Look to your left for a striking three-story brick building with tall arched windows and elegant iron balconies. In nineteen oh seven, the Vancouver Elks Lodge pooled their resources to purchase this corner lot for ninety five hundred dollars, a sum equal to over three hundred thousand dollars today. Much like the community crowdfunding that built the Evergreen Hotel we just saw, these fraternal brothers banded together to forge a grand sanctuary of their own, cementing a permanent stronghold in a rapidly shifting city.

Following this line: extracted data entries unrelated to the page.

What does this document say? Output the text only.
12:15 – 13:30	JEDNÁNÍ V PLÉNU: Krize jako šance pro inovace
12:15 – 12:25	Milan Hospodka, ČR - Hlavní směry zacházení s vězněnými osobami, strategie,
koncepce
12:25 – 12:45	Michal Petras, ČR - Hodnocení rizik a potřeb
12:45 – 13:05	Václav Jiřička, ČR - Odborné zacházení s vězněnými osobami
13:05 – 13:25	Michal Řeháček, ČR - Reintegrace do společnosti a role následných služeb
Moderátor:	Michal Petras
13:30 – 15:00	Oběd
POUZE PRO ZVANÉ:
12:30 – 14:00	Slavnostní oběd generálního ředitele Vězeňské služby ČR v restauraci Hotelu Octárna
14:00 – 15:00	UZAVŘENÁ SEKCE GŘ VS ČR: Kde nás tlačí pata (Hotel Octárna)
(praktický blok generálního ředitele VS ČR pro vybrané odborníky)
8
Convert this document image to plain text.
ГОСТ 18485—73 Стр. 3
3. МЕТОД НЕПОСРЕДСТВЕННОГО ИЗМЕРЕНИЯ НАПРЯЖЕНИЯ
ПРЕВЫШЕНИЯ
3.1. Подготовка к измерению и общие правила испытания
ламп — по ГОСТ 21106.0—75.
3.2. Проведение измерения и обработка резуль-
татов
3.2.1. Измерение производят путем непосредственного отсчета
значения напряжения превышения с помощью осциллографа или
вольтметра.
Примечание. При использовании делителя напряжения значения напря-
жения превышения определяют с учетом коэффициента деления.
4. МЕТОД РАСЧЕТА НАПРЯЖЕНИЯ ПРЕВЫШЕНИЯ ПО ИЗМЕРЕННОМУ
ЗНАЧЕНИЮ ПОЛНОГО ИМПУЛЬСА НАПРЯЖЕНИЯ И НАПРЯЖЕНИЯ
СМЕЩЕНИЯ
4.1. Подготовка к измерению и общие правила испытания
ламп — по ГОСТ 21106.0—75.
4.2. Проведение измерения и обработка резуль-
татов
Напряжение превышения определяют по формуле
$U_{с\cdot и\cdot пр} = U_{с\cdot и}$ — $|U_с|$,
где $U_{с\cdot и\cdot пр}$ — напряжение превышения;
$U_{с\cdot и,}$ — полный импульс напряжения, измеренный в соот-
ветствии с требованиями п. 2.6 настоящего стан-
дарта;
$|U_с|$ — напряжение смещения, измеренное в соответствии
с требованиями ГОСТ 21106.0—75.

They hired Portland architect Robert F. Tegan to design their temple, completed in nineteen eleven. Tegan's architectural ambition shines through the ornate brickwork and Mission Revival style, an aesthetic inspired by old Spanish colonial missions, which served as a bold symbol of the city's growing prestige. Tegan was an Elk himself, and quite the local celebrity, once making headlines for a grueling forty two hundred mile road trip to Mexico. His personal life was rockier, however. He divorced his wife Winifred in nineteen twenty and abruptly abandoned the Pacific Northwest for San Francisco.
Still, his masterpiece endured. This was once the tallest building in downtown Vancouver! The lodge leased the ground floor to shops while reserving the upper floors for billiards, card rooms, and massive civic gatherings. They cultivated deep patriotism here, launching elaborate honor guard ceremonies for Flag Day. Eventually, as membership dwindled, the overwhelming financial weight of the massive structure forced them to sell in nineteen seventy three. Today, it survives as the last fraternal lodge building downtown, preserving the memory of a brotherhood that fought to build a lasting civic anchor.
Keep an eye out for the fascinating Art Deco building nearby, and then let us continue our four minute walk to the Vancouver Telephone Building.